I always love to hear stories about what people wanted to be when they were kids and their career choice journey along the way.
You learn so much about who someone is as a person and get a great sense of what their strongest skills are in their final chosen field.
I find it so interesting and telling, I often ask it when we interview job candidates.
Career choice is difficult and almost never a linear process.
We zig, we zag.
Situations lead us to the unexpected.
We leverage opportunities and turn failures into journeys.
Experiences push us in one direction or another. And really, that’s what makes it fun.
The other day a conversation popped up among the PR Dream Team.
The super smart and hilarious Lilian Raji and I had a discussion about just this issue.
It turns out we each were influenced in some way by movies.
She watched “The Devil’s Advocate“ and it made her decide not to become a lawyer.
Then she watched “Chicago” and that’s what inspired her career in PR.
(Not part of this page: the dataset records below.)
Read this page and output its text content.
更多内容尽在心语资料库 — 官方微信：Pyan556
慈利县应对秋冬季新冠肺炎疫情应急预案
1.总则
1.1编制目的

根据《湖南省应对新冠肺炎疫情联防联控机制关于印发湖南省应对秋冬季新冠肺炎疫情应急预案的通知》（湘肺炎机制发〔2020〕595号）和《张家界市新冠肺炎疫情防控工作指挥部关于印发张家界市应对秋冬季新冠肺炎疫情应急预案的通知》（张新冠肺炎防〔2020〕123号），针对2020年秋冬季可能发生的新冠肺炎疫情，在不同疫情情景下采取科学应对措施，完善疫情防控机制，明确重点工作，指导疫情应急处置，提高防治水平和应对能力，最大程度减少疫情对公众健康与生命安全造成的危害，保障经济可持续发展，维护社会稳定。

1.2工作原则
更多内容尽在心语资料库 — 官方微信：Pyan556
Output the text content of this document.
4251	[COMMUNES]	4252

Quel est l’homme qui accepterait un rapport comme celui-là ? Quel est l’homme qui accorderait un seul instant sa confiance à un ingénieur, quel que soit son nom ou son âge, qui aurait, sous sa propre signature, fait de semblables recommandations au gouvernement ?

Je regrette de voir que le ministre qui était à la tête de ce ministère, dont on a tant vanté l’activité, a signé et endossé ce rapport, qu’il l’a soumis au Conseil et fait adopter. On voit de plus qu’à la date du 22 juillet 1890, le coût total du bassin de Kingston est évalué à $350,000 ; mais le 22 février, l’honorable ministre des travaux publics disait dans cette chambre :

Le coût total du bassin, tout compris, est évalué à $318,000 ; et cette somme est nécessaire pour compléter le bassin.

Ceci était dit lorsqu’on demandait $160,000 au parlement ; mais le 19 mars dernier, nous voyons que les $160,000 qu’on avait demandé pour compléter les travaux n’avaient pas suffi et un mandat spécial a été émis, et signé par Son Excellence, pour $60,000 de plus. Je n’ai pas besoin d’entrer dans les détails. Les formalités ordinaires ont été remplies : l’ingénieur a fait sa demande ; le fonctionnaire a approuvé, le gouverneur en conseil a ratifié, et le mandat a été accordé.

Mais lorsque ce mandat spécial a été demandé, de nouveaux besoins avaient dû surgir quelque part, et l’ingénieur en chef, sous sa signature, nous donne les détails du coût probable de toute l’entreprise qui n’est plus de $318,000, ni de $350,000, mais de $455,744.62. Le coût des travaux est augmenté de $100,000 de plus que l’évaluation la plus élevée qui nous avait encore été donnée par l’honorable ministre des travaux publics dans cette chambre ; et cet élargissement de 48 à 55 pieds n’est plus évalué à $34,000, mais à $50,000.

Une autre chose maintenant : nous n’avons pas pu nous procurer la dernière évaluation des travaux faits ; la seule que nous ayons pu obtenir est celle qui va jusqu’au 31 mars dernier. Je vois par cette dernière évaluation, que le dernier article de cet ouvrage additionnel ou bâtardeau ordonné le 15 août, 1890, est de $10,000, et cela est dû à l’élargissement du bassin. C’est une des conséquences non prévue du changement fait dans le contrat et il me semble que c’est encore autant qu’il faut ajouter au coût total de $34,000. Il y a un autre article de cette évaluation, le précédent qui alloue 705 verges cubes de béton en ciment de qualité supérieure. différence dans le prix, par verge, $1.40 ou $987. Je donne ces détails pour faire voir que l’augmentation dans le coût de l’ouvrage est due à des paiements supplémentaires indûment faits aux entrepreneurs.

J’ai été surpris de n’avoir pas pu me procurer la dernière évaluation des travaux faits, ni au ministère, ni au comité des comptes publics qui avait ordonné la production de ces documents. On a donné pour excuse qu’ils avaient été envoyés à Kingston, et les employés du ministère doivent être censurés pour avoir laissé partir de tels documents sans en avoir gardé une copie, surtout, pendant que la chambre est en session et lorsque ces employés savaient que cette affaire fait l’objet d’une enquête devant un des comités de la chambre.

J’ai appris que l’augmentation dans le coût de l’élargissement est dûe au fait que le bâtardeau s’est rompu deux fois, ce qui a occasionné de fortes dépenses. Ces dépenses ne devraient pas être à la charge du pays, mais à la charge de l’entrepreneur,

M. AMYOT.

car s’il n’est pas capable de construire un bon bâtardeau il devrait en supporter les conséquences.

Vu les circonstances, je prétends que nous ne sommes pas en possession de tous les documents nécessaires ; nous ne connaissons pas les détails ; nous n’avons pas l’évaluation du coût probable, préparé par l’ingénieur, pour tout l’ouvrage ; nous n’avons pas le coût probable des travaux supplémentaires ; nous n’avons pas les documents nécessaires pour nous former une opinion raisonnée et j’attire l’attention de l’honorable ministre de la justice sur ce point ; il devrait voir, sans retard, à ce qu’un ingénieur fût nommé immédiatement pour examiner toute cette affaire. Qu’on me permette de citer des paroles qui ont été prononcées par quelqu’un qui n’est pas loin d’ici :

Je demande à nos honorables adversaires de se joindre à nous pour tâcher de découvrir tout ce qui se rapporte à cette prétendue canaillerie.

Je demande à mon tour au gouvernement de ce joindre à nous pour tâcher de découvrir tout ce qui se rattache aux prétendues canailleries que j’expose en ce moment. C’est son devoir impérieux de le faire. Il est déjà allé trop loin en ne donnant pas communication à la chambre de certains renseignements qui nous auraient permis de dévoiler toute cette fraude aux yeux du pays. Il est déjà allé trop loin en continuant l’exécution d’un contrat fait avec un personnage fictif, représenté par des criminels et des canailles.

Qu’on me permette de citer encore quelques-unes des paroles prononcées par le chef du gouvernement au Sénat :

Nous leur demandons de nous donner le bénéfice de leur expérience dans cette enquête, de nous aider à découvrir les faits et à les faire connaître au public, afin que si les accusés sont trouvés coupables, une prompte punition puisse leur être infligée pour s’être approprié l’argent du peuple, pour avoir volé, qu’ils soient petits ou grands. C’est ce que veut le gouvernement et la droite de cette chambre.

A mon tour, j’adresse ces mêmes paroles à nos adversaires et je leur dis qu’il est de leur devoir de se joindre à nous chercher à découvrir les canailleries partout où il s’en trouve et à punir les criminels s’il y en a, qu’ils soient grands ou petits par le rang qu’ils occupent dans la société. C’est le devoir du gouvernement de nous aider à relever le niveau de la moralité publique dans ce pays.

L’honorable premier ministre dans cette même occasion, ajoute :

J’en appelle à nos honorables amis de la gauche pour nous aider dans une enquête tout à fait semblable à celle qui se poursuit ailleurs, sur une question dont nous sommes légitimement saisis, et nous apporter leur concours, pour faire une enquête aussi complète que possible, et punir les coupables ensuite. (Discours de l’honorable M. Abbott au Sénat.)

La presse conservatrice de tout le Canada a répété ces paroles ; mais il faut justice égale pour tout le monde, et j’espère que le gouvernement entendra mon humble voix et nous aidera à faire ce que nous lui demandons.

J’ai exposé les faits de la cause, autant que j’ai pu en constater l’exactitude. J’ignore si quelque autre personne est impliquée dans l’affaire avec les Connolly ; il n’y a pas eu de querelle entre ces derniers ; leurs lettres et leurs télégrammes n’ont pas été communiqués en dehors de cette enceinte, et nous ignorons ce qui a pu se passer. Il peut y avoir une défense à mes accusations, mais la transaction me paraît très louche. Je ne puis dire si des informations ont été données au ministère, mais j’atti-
I, on the other hand, watched “Pretty Women” and decided I wanted to become a prostitute.
Yes, that’s correct.
Had you asked me what I wanted to be when I grew up around 1990 or 1991, I would have said a prostitute.
This was true despite my parents rather panicked insistence that it really didn’t actually work out how it did in the movies.
Because I’ve always been an overachiever, prostitution wasn’t my end career goal.
I was certain I could leverage it to do whatever I wanted in life AND have a fabulous wardrobe, to boot.
Much to the relief of my parents, I didn’t choose the adult escort field.
Ironically, once I decided I didn’t want to be a prostitute, I switched to a senator.
I’ll let you chuckle privately about the irony in that transition.
Career Choice: Apply Who You Are to What You Do
But I digress.
Even though I didn’t become a prostitute, a senator, or a famous actress, (In high school I was so certain I’d become a famous actress, I insisted I subscribe to People magazine, so I could “keep up with my peers”) there are traits in all my career choices which very much point to my basic personality type, and the kind of career it lends it to.
Public relations, communications, and client service all fit very well into that mold.
Now, when I tell people what I do, I almost always get greeted with a, “Oh, that makes sense.”
My personality fits my job.
Likewise, Lilian didn’t become a lawyer, but as she says:
I use the same skill sets I would have used as a lawyer in the work I do. And, simply put, lawyers defend their clients in a court of law; we defend ours in the court of public opinion.
I’m a big believer you will always be happiest and most successful in your career if it fits within your personality and passions.
And, while possessing certain associated strengths helps, that’s less important than a personality fit.
If you are passionate about something and it fits who you are as a person, you’ll find a way to be successful.
Strength tends to follow passion.
Find Your Dream Job By Finding Yourself
One of the last questions was, “What’s the most gratifying thing about your career in communications?”
It was fascinating to see everyone’s diverse answers.
There are many reasons you might choose a career, but I think all of us have one thing that really fuels us.
One thing we base our career—and success—around.
This question really pulled that out for all the PR pros in attendance.
It was a good reminder part of what makes communications such an interesting field: The diversity we all have.
It’s a career molded around who you are and everyone is driven by a certain aspect.
If you don’t know what your part is, or haven’t yet found that niche that excites you, go back to those silly childhood career ambitions and see if you can find some trends.
Career choice isn’t necessarily about what you can do. It’s about who you are.
During the chat I also recommended new PR pros to expose themselves to a lot of different things both in and—ESPECIALLY— out of the industry.
This type of exposure, or purposeful life experience, is essential to figure out who you are and how that best fits your career.
Understand Your Personality for Optimal Career Choice
I’m also a huge believer in taking certain personality tests to help you understand, well, you better.
Some of these might suggest a career choice, but really they are best at helping clearly present your dominate traits, strengths, and weaknesses.
I’ve taken many, because (obviously) I love learning about me, me, me, wonderful meeeeeeee.
I’m not even going to begin to start to recommend one over the other, but I’ve taken many, including:
- Meyers-Briggs (good to take every few years. I’ve stayed ENTJ my entire life);
- Riso-Hudson Enneagram Type Indicator; and
Start with Meyers-Briggs, if you’ve never taken any test like this before, and go from there.
Career choice isn’t just a one time event, it’s a lifetime evolution.
To be most successful, you must constantly self-evaluate how you are contributing and how you’d like to be.
You might be in an aspect of PR and communications which doesn’t fuel who you are as best it could.
That’s OK, because there are so many routes to travel.
If you aren’t some place that fits, change it (and beware of the influencer of movies).